Nur langsam und bisher wenig konsequent würden Zweiräder berücksichtigt, findet der Aktivist Jiří Motýl. „Wir werden sicher nie das Niveau von Kopenhagen oder Amsterdam erreichen. Das größte Problem aber ist das Desinteresse seitens der Politik.“ Motýl ist ehren­amtlicher Chefredakteur des Internetportals „Prahou na kole“ (Durch Prag auf dem Rad) und berichtet von einer langen Tradition der allein auf Autos ausgerichteten Verkehrspolitik. Das reiche bis in die siebziger Jahre zurück. Und auch nach 1989 wurde „die grundsätzliche Philosophie, dass Straßen nur für Autos da sind, nicht überdacht“, so Motýl.
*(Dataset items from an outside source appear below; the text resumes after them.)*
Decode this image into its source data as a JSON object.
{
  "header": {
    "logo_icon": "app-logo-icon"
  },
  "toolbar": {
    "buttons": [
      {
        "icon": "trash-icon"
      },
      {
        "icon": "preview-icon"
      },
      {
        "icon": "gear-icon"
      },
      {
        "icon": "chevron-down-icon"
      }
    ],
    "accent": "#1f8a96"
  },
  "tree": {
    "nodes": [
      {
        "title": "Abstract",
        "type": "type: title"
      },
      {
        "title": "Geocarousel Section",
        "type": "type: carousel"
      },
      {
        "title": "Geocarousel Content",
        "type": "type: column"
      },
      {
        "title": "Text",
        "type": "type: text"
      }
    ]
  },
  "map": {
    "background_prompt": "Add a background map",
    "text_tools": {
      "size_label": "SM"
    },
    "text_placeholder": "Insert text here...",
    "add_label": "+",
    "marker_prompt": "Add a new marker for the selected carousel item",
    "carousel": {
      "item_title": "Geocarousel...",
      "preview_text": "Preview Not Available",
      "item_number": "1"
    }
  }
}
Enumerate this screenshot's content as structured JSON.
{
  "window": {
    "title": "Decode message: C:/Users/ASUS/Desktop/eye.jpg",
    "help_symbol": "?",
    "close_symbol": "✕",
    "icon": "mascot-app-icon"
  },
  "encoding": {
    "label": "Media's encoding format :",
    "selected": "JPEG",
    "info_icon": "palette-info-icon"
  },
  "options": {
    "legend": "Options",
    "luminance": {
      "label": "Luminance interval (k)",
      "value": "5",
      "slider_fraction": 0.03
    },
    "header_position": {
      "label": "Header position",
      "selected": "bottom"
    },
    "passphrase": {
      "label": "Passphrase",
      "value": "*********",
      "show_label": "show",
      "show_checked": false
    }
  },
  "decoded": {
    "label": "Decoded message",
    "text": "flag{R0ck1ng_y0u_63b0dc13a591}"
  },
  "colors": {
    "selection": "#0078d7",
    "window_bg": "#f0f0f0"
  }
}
Mit den Folgen hat jeder zu kämpfen, der in Prag auf ein Rad steigt: gefährliche Kreuzungen, fehlende Fahrradampeln, aggressive Autofahrer, die es nicht gewohnt sind, Rücksicht auf Zweiräder ohne Motor zu nehmen. Fahrradständer gibt es so übersichtlich wenige, dass sie einzeln im Online-Stadtplan von „Prahou na kole“ gekennzeichnet sind. Immerhin, neue Fahrbahnen werden mit roten Randstreifen versehen und im bestehenden Straßennetz nehmen Markierungen zu. Die meisten Einbahnstraßen sind für Radler in beide Richtungen freigegeben, sie dürfen Fußgängerzonen durchfahren und es gibt beliebte Ausflugstrassen entlang der Moldau.
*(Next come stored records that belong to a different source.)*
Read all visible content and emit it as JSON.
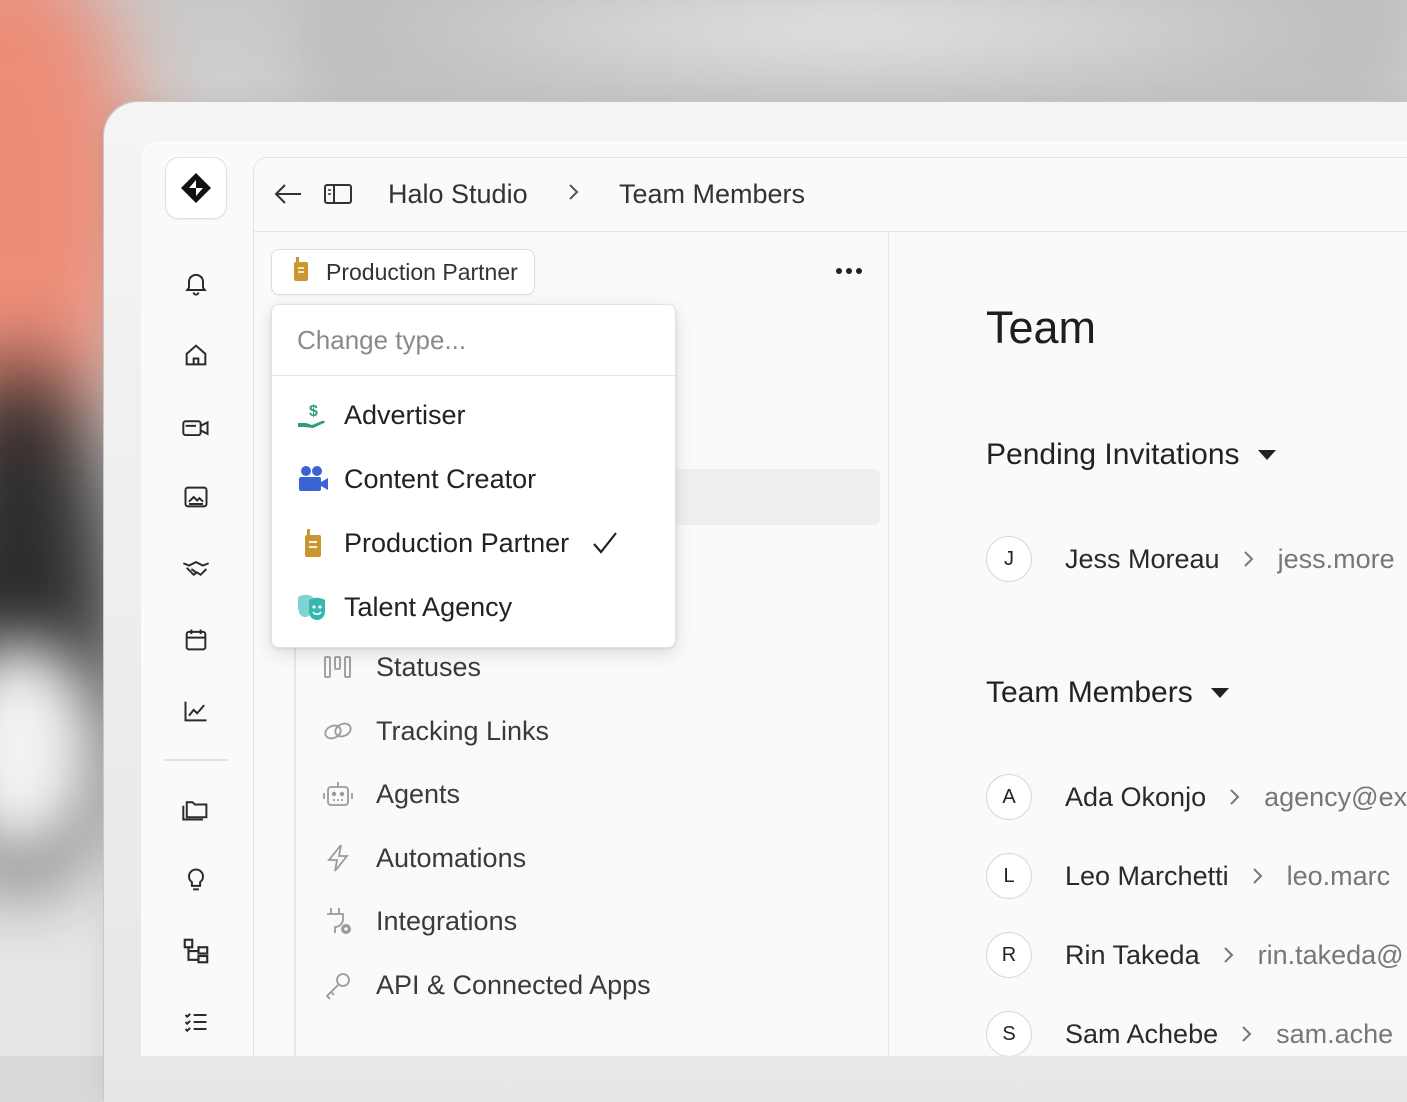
{
  "breadcrumb": {
    "workspace": "Halo Studio",
    "page": "Team Members"
  },
  "org_type": {
    "selected_label": "Production Partner"
  },
  "dropdown": {
    "placeholder": "Change type...",
    "options": [
      {
        "label": "Advertiser",
        "icon": "hand-money-icon",
        "color": "#2f9e76"
      },
      {
        "label": "Content Creator",
        "icon": "video-camera-icon",
        "color": "#3b63d4"
      },
      {
        "label": "Production Partner",
        "icon": "walkie-talkie-icon",
        "color": "#c9962f",
        "selected": true
      },
      {
        "label": "Talent Agency",
        "icon": "theater-masks-icon",
        "color": "#36b7b0"
      }
    ]
  },
  "settings_nav": [
    {
      "label": "Statuses",
      "icon": "columns-icon"
    },
    {
      "label": "Tracking Links",
      "icon": "link-icon"
    },
    {
      "label": "Agents",
      "icon": "robot-icon"
    },
    {
      "label": "Automations",
      "icon": "lightning-icon"
    },
    {
      "label": "Integrations",
      "icon": "plug-icon"
    },
    {
      "label": "API & Connected Apps",
      "icon": "key-icon"
    }
  ],
  "content": {
    "title": "Team",
    "pending": {
      "heading": "Pending Invitations",
      "members": [
        {
          "initial": "J",
          "name": "Jess Moreau",
          "email": "jess.more"
        }
      ]
    },
    "team": {
      "heading": "Team Members",
      "members": [
        {
          "initial": "A",
          "name": "Ada Okonjo",
          "email": "agency@ex"
        },
        {
          "initial": "L",
          "name": "Leo Marchetti",
          "email": "leo.marc"
        },
        {
          "initial": "R",
          "name": "Rin Takeda",
          "email": "rin.takeda@"
        },
        {
          "initial": "S",
          "name": "Sam Achebe",
          "email": "sam.ache"
        }
      ]
    }
  },
  "colors": {
    "accent_gold": "#c9962f",
    "text": "#222222",
    "muted": "#777777"
  }
}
Am besten fährt es sich an der Moldau – fern von Autos und Straßenbahnen.

„Hier fährt es sich ganz gut“, findet der Wahlprager Zdeněk Přidal. Aufgewachsen in Hradec Králové, wo es eine gute Infrastruktur für Radler gibt, fühlt sich der passionierte Radfahrer in der Hauptstadt in seiner Krea­tivität gefordert: „Man muss eben nutzen, was bereits vorhanden ist. Das funktioniert, wenn man bei der Strecken­planung aufhört, als Autofahrer zu denken.“ Auf die vorhandenen Fahrradwege allein kann er sich aber nicht beschränken: „Die ergeben eine völlig un­logische Streckenführung und werden von der Stadtautobahn unterbrochen.“ Diese schrecke viele potenzielle Radfahrer ab, meint Přidal. Er träumt davon, sie komplett an den Stadtrand zu verlegen und die Magistrale in eine große Fußgängerzone umzuwandeln.

Unwissende Polizisten
Auf manchen Abschnitten der Stadtautobahn seien sogar Fahrrad­fahrer erlaubt, sagt dagegen Petr Novotný. Nur fehlten oft Hinweisschilder, wo diese Abschnitte beginnen und enden. Seit 16 Jahren arbeitet Novotný als Fahrradkurier. Er weiß genau, wo er fahren darf. Und das besser als so mancher Polizist: „In einer Einbahnstraße wollten sie mir schon eine Strafe aufbrummen, weil ich in die entgegen­gesetzte Richtung fuhr. Sie haben manchmal selbst keine Ahnung, was für Rad­fahrer gilt.“ Zudem erlebt Novotný nicht selten, dass Autos – auch die der Gesetzeshüter – an Ampeln die Radwege blockieren.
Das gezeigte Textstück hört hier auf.